Eric Greitens, in his book “The Heart and the Fist”, describes his life as a humanitarian visiting the Balkans and Zaire, and in one instance a refugee asked him “What are the Americans going to do?”. He quickly came to the conclusion that there are refugees because there are wars, and the corrupt prey on the weak, raping, pillaging, plundering, and attempting to destroy hope. He goes on to explain his belief that the ounce of prevention to the issue of refugees should be a strong opposing force, even if it is one that is borne by the international community. Eric went from his erstwhile career as an NGO member, to joining the US Navy, and becoming a SEAL.
Jim took a different approach. His membership in the Fourth Estate, as well as his own conscience compelled him to be on the front lines as an independent journalist. Yes, maybe he was a bit of an adrenaline junkie, but I truly believe it was more important to him to get the truth out. While he would blow off steam with the rest of us, he was one of the most passionate about his work. Sometimes I thought his question sessions took a bit long, but when I saw what he put out, it was worth the time.
I often hear people try and talk about foreign policy, who have not seen our foreign policy apparatus up close and personal. I think it should be a prerequisite for anyone who opens their mouth on the subject to actually have been in a conflict zone, where you can be awakened by the sound of small arms fire in the middle of the night. That can change your perspectives. Jim did not go into war zones to talk about war, he was there to talk about what war was doing to the indigenous population, to real people, not just people gathered for a photo op with a dignitary.
I have not had the stomach to see the video that was posted of Jim’s death. I simply do not want that to be my memory of him. I simply prefer to remember a smiling young man, ready to show me who’s the man in Halo. I have read stories of his torture – crucifixion, being hung by his ankles upside down, depriving him of food and water. Jim was a very strong person to live through that. I am not sure that I am or could be that strong, but Jim is a shining example of courage under adversity. I believe that Jim is one of those people who, though taken from us too young, fully lived. I believe that this quote, spoken in March of 1965, about 8 years before Jim was born, is testament to that.

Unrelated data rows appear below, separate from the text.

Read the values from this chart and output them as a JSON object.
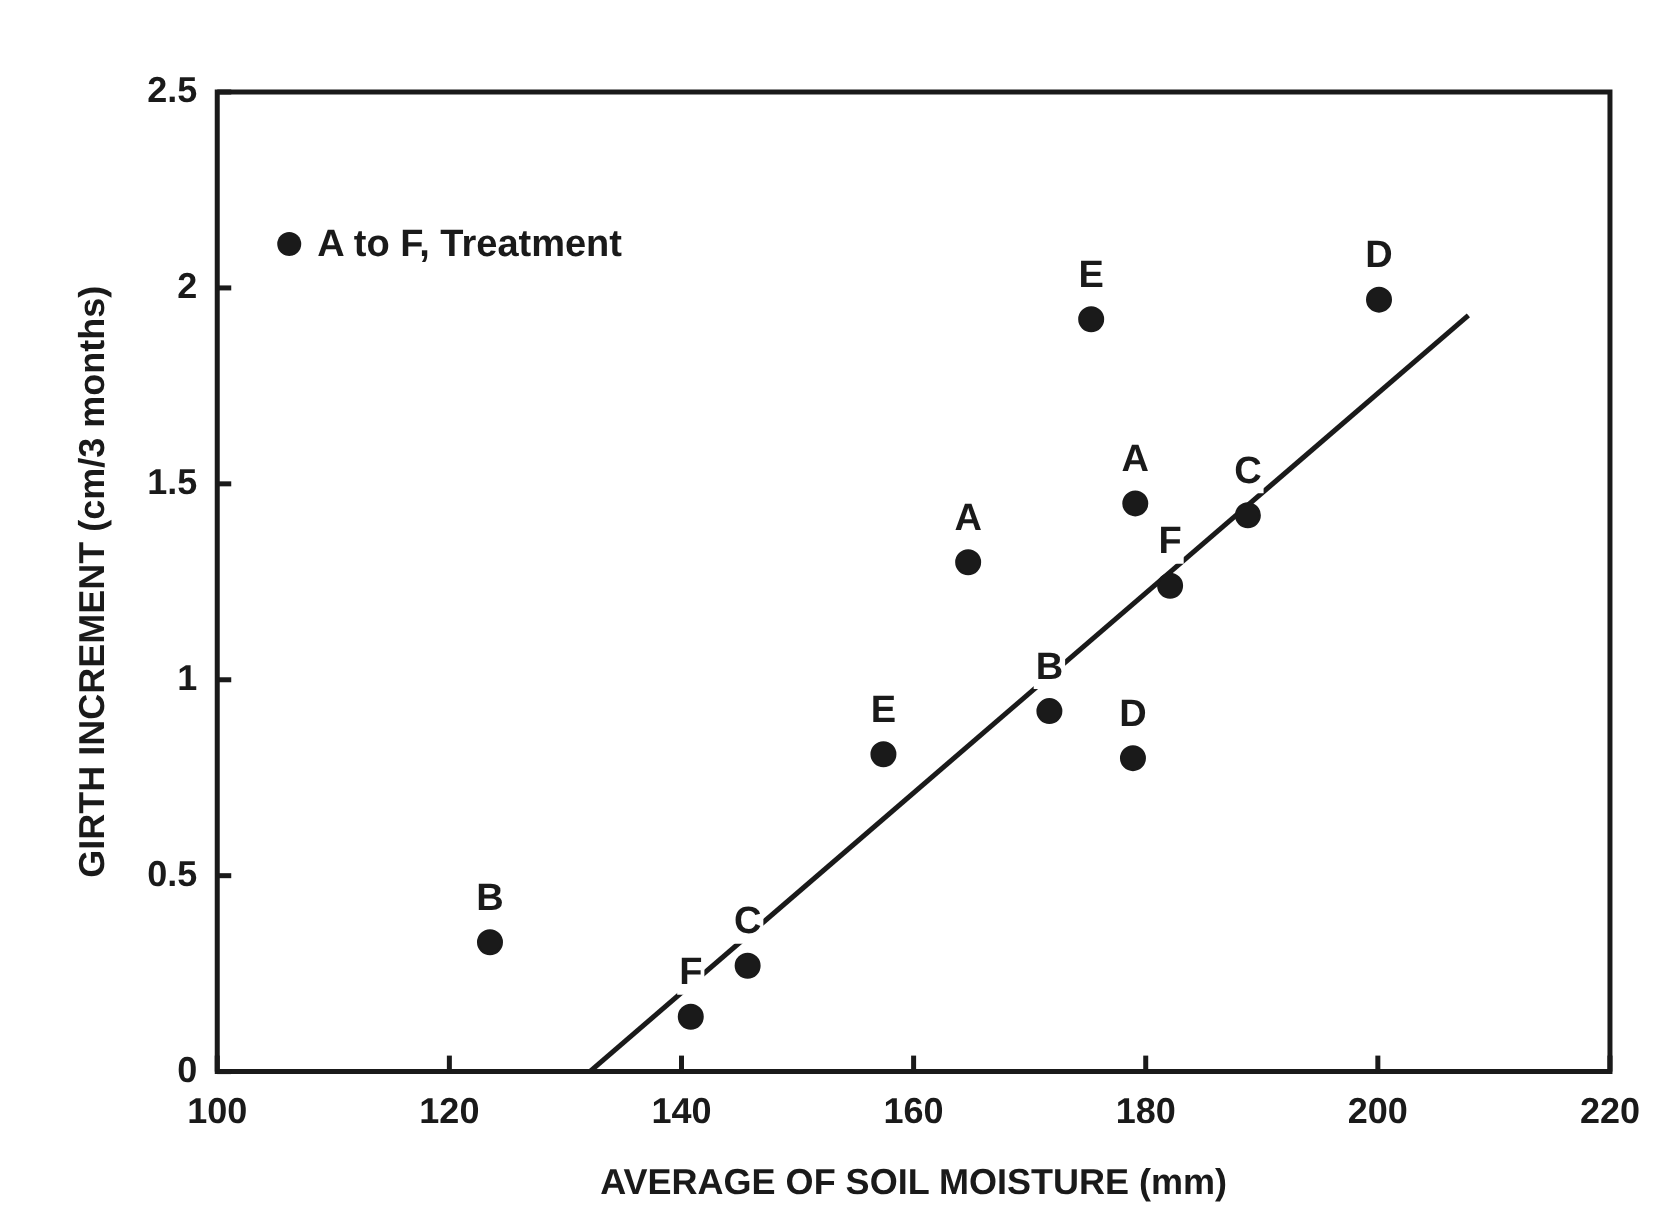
{
  "chart_data": {
    "type": "scatter",
    "xlabel": "AVERAGE OF SOIL MOISTURE (mm)",
    "ylabel": "GIRTH INCREMENT (cm/3 months)",
    "x": [
      123.5,
      140.8,
      145.7,
      157.4,
      164.7,
      171.7,
      178.9,
      175.3,
      179.1,
      182.1,
      188.8,
      200.1
    ],
    "series": [
      {
        "name": "A to F, Treatment",
        "color": "#1a1a1a",
        "values": [
          0.33,
          0.14,
          0.27,
          0.81,
          1.3,
          0.92,
          0.8,
          1.92,
          1.45,
          1.24,
          1.42,
          1.97
        ],
        "marker": "circle"
      },
      {
        "type": "line",
        "color": "#1a1a1a",
        "x": [
          132.1,
          207.8
        ],
        "values": [
          0,
          1.93
        ],
        "marker": "none"
      }
    ],
    "annotations": [
      {
        "text": "B",
        "x": 123.5,
        "y": 0.33
      },
      {
        "text": "F",
        "x": 140.8,
        "y": 0.14
      },
      {
        "text": "C",
        "x": 145.7,
        "y": 0.27
      },
      {
        "text": "E",
        "x": 157.4,
        "y": 0.81
      },
      {
        "text": "A",
        "x": 164.7,
        "y": 1.3
      },
      {
        "text": "B",
        "x": 171.7,
        "y": 0.92
      },
      {
        "text": "D",
        "x": 178.9,
        "y": 0.8
      },
      {
        "text": "E",
        "x": 175.3,
        "y": 1.92
      },
      {
        "text": "A",
        "x": 179.1,
        "y": 1.45
      },
      {
        "text": "F",
        "x": 182.1,
        "y": 1.24
      },
      {
        "text": "C",
        "x": 188.8,
        "y": 1.42
      },
      {
        "text": "D",
        "x": 200.1,
        "y": 1.97
      }
    ],
    "xlim": [
      100,
      220
    ],
    "xticks": [
      100,
      120,
      140,
      160,
      180,
      200,
      220
    ],
    "ylim": [
      0,
      2.5
    ],
    "yticks": [
      0,
      0.5,
      1,
      1.5,
      2,
      2.5
    ],
    "grid": false,
    "legend": "top left"
  }
}
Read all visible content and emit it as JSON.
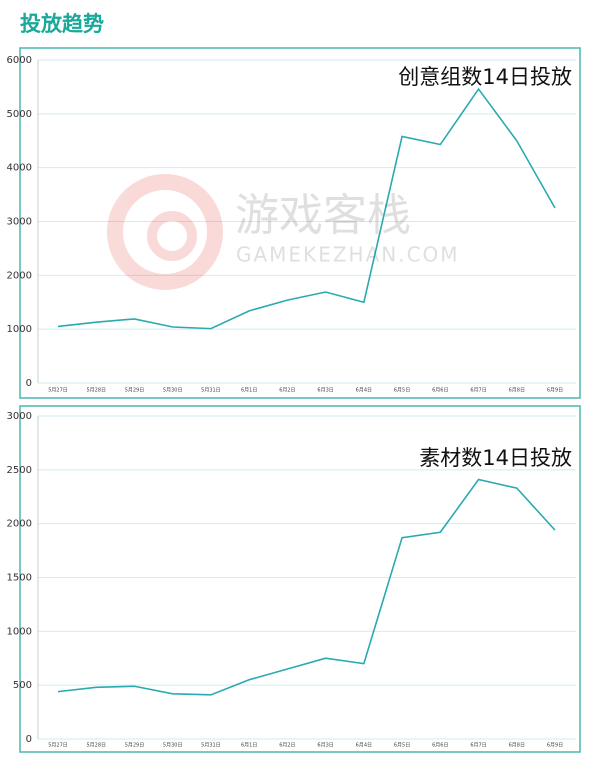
{
  "header": {
    "title": "投放趋势"
  },
  "watermark": {
    "text": "游戏客栈",
    "subtext": "GAMEKEZHAN.COM"
  },
  "chart_data": [
    {
      "type": "line",
      "title": "创意组数14日投放",
      "categories": [
        "5月27日",
        "5月28日",
        "5月29日",
        "5月30日",
        "5月31日",
        "6月1日",
        "6月2日",
        "6月3日",
        "6月4日",
        "6月5日",
        "6月6日",
        "6月7日",
        "6月8日",
        "6月9日"
      ],
      "values": [
        1050,
        1130,
        1190,
        1040,
        1010,
        1340,
        1540,
        1690,
        1500,
        4580,
        4430,
        5460,
        4500,
        3250
      ],
      "color": "#2aaab0",
      "ylim": [
        0,
        6000
      ],
      "yticks": [
        0,
        1000,
        2000,
        3000,
        4000,
        5000,
        6000
      ],
      "grid": true
    },
    {
      "type": "line",
      "title": "素材数14日投放",
      "categories": [
        "5月27日",
        "5月28日",
        "5月29日",
        "5月30日",
        "5月31日",
        "6月1日",
        "6月2日",
        "6月3日",
        "6月4日",
        "6月5日",
        "6月6日",
        "6月7日",
        "6月8日",
        "6月9日"
      ],
      "values": [
        440,
        480,
        490,
        420,
        410,
        550,
        650,
        750,
        700,
        1870,
        1920,
        2410,
        2330,
        1940
      ],
      "color": "#2aaab0",
      "ylim": [
        0,
        3000
      ],
      "yticks": [
        0,
        500,
        1000,
        1500,
        2000,
        2500,
        3000
      ],
      "grid": true
    }
  ]
}
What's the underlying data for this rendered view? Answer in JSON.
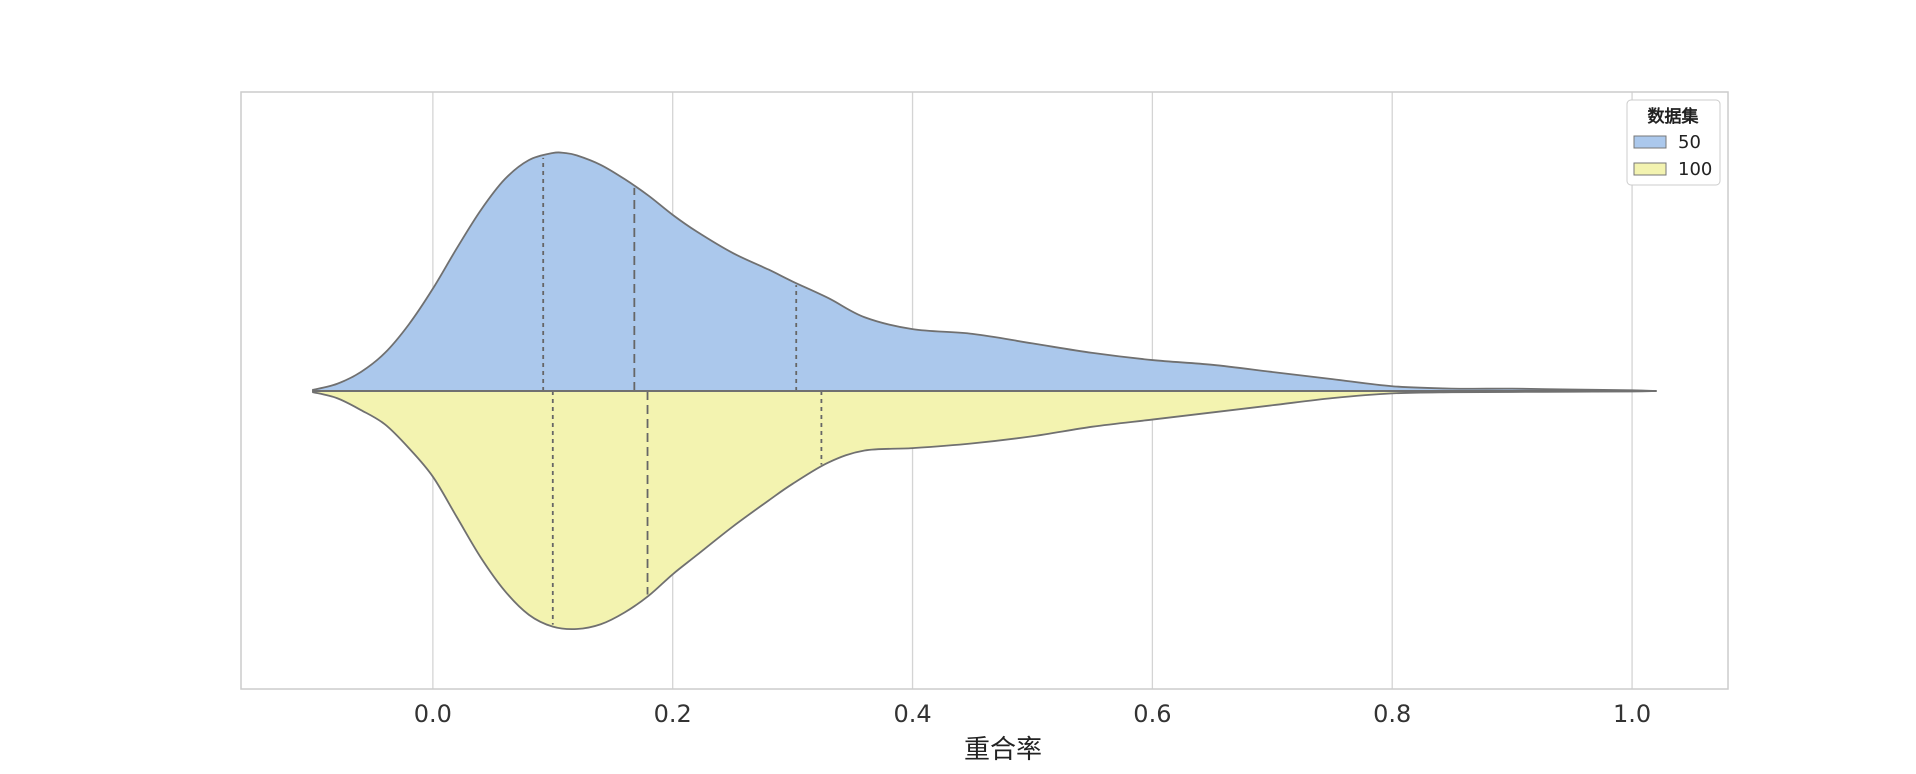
{
  "chart_data": {
    "type": "violin",
    "split": true,
    "orientation": "horizontal",
    "xlabel": "重合率",
    "ylabel": "",
    "xlim": [
      -0.16,
      1.08
    ],
    "xticks": [
      0.0,
      0.2,
      0.4,
      0.6,
      0.8,
      1.0
    ],
    "xtick_labels": [
      "0.0",
      "0.2",
      "0.4",
      "0.6",
      "0.8",
      "1.0"
    ],
    "grid": "vertical",
    "legend": {
      "title": "数据集",
      "placement": "top-right"
    },
    "series": [
      {
        "name": "50",
        "side": "upper",
        "color": "#abc8ec",
        "density_x": [
          -0.1,
          -0.08,
          -0.06,
          -0.04,
          -0.02,
          0.0,
          0.02,
          0.04,
          0.06,
          0.08,
          0.1,
          0.11,
          0.12,
          0.14,
          0.16,
          0.18,
          0.2,
          0.22,
          0.25,
          0.28,
          0.3,
          0.33,
          0.36,
          0.4,
          0.45,
          0.5,
          0.55,
          0.6,
          0.65,
          0.7,
          0.75,
          0.8,
          0.85,
          0.9,
          0.95,
          1.0,
          1.02
        ],
        "density": [
          0.005,
          0.03,
          0.08,
          0.16,
          0.28,
          0.43,
          0.6,
          0.76,
          0.89,
          0.97,
          1.0,
          1.0,
          0.99,
          0.95,
          0.89,
          0.82,
          0.74,
          0.67,
          0.58,
          0.51,
          0.46,
          0.39,
          0.31,
          0.26,
          0.24,
          0.2,
          0.16,
          0.13,
          0.11,
          0.08,
          0.05,
          0.02,
          0.01,
          0.01,
          0.006,
          0.003,
          0.0
        ],
        "quartiles": [
          0.092,
          0.168,
          0.303
        ]
      },
      {
        "name": "100",
        "side": "lower",
        "color": "#f3f3b0",
        "density_x": [
          -0.1,
          -0.08,
          -0.06,
          -0.04,
          -0.02,
          0.0,
          0.02,
          0.04,
          0.06,
          0.08,
          0.1,
          0.12,
          0.14,
          0.16,
          0.18,
          0.2,
          0.22,
          0.25,
          0.28,
          0.3,
          0.33,
          0.36,
          0.4,
          0.45,
          0.5,
          0.55,
          0.6,
          0.65,
          0.7,
          0.75,
          0.8,
          0.85,
          0.9,
          0.95,
          1.0,
          1.02
        ],
        "density": [
          0.005,
          0.03,
          0.08,
          0.14,
          0.24,
          0.36,
          0.53,
          0.7,
          0.84,
          0.94,
          0.99,
          1.0,
          0.98,
          0.93,
          0.86,
          0.77,
          0.69,
          0.57,
          0.46,
          0.39,
          0.3,
          0.25,
          0.24,
          0.22,
          0.19,
          0.15,
          0.12,
          0.09,
          0.06,
          0.03,
          0.01,
          0.005,
          0.004,
          0.003,
          0.002,
          0.0
        ],
        "quartiles": [
          0.1,
          0.179,
          0.324
        ]
      }
    ]
  }
}
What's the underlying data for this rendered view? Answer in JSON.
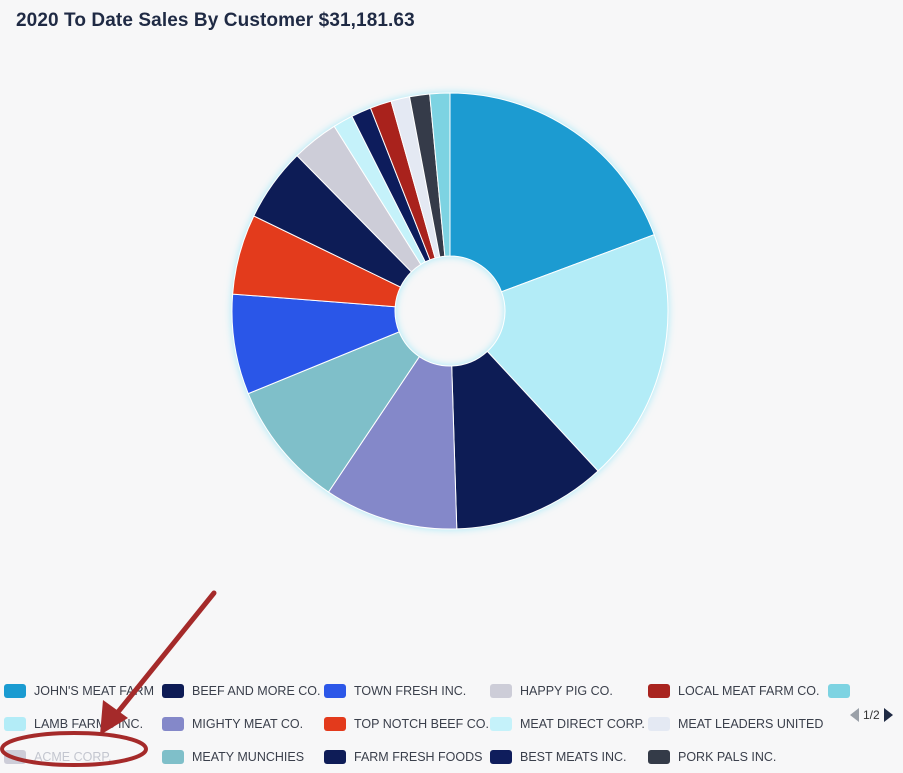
{
  "title": "2020 To Date Sales By Customer $31,181.63",
  "chart_data": {
    "type": "pie",
    "donut": true,
    "title": "2020 To Date Sales By Customer $31,181.63",
    "slices": [
      {
        "label": "JOHN'S MEAT FARM",
        "value": 19.5,
        "color": "#1a9bd1"
      },
      {
        "label": "LAMB FARMS INC.",
        "value": 19.0,
        "color": "#b3ecf7"
      },
      {
        "label": "BEEF AND MORE CO.",
        "value": 11.5,
        "color": "#0d1b55"
      },
      {
        "label": "MIGHTY MEAT CO.",
        "value": 10.0,
        "color": "#8488c9"
      },
      {
        "label": "MEATY MUNCHIES",
        "value": 9.5,
        "color": "#7fbfc9"
      },
      {
        "label": "TOWN FRESH INC.",
        "value": 7.5,
        "color": "#2c57e8"
      },
      {
        "label": "TOP NOTCH BEEF CO.",
        "value": 6.0,
        "color": "#e33a1c"
      },
      {
        "label": "FARM FRESH FOODS",
        "value": 5.5,
        "color": "#0e1c57"
      },
      {
        "label": "HAPPY PIG CO.",
        "value": 3.5,
        "color": "#cdcdd8"
      },
      {
        "label": "MEAT DIRECT CORP.",
        "value": 1.5,
        "color": "#c5f2fa"
      },
      {
        "label": "BEST MEATS INC.",
        "value": 1.5,
        "color": "#0f1d5c"
      },
      {
        "label": "LOCAL MEAT FARM CO.",
        "value": 1.6,
        "color": "#a9241f"
      },
      {
        "label": "MEAT LEADERS UNITED",
        "value": 1.4,
        "color": "#e4e9f3"
      },
      {
        "label": "PORK PALS INC.",
        "value": 1.5,
        "color": "#343b48"
      },
      {
        "label": "",
        "value": 1.5,
        "color": "#7dd3e2"
      }
    ],
    "legend_position": "bottom"
  },
  "legend": {
    "rows": [
      [
        {
          "label": "JOHN'S MEAT FARM",
          "color": "#1a9bd1"
        },
        {
          "label": "BEEF AND MORE CO.",
          "color": "#0d1b55"
        },
        {
          "label": "TOWN FRESH INC.",
          "color": "#2c57e8"
        },
        {
          "label": "HAPPY PIG CO.",
          "color": "#cdcdd8"
        },
        {
          "label": "LOCAL MEAT FARM CO.",
          "color": "#a9241f"
        },
        {
          "label": "",
          "color": "#7dd3e2"
        }
      ],
      [
        {
          "label": "LAMB FARMS INC.",
          "color": "#b3ecf7"
        },
        {
          "label": "MIGHTY MEAT CO.",
          "color": "#8488c9"
        },
        {
          "label": "TOP NOTCH BEEF CO.",
          "color": "#e33a1c"
        },
        {
          "label": "MEAT DIRECT CORP.",
          "color": "#c5f2fa"
        },
        {
          "label": "MEAT LEADERS UNITED",
          "color": "#e4e9f3"
        }
      ],
      [
        {
          "label": "ACME CORP.",
          "color": "#cdcdd8",
          "dimmed": true
        },
        {
          "label": "MEATY MUNCHIES",
          "color": "#7fbfc9"
        },
        {
          "label": "FARM FRESH FOODS",
          "color": "#0e1c57"
        },
        {
          "label": "BEST MEATS INC.",
          "color": "#0f1d5c"
        },
        {
          "label": "PORK PALS INC.",
          "color": "#343b48"
        }
      ]
    ],
    "page": "1/2"
  },
  "annotation": {
    "color": "#a52a2a",
    "shape": "arrow-and-ellipse"
  }
}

“Our lives are not fully lived unless we are willing to die for those we love and for what we believe.” – Dr. Martin Luther King, Jr.

Almost as a postscript, I also remember Jim in a different way. In our family, we will name inanimate objects – cars. Some have been Whitey, Strawberry Shortcake, Lady (or Diablo), the Yellow Submarine, Bonnie, Bruce, and others. Now, there is one named Foley, to remind me that an awesome journalist; no, a great man, once told me “Hey, you write pretty good for an engineer.”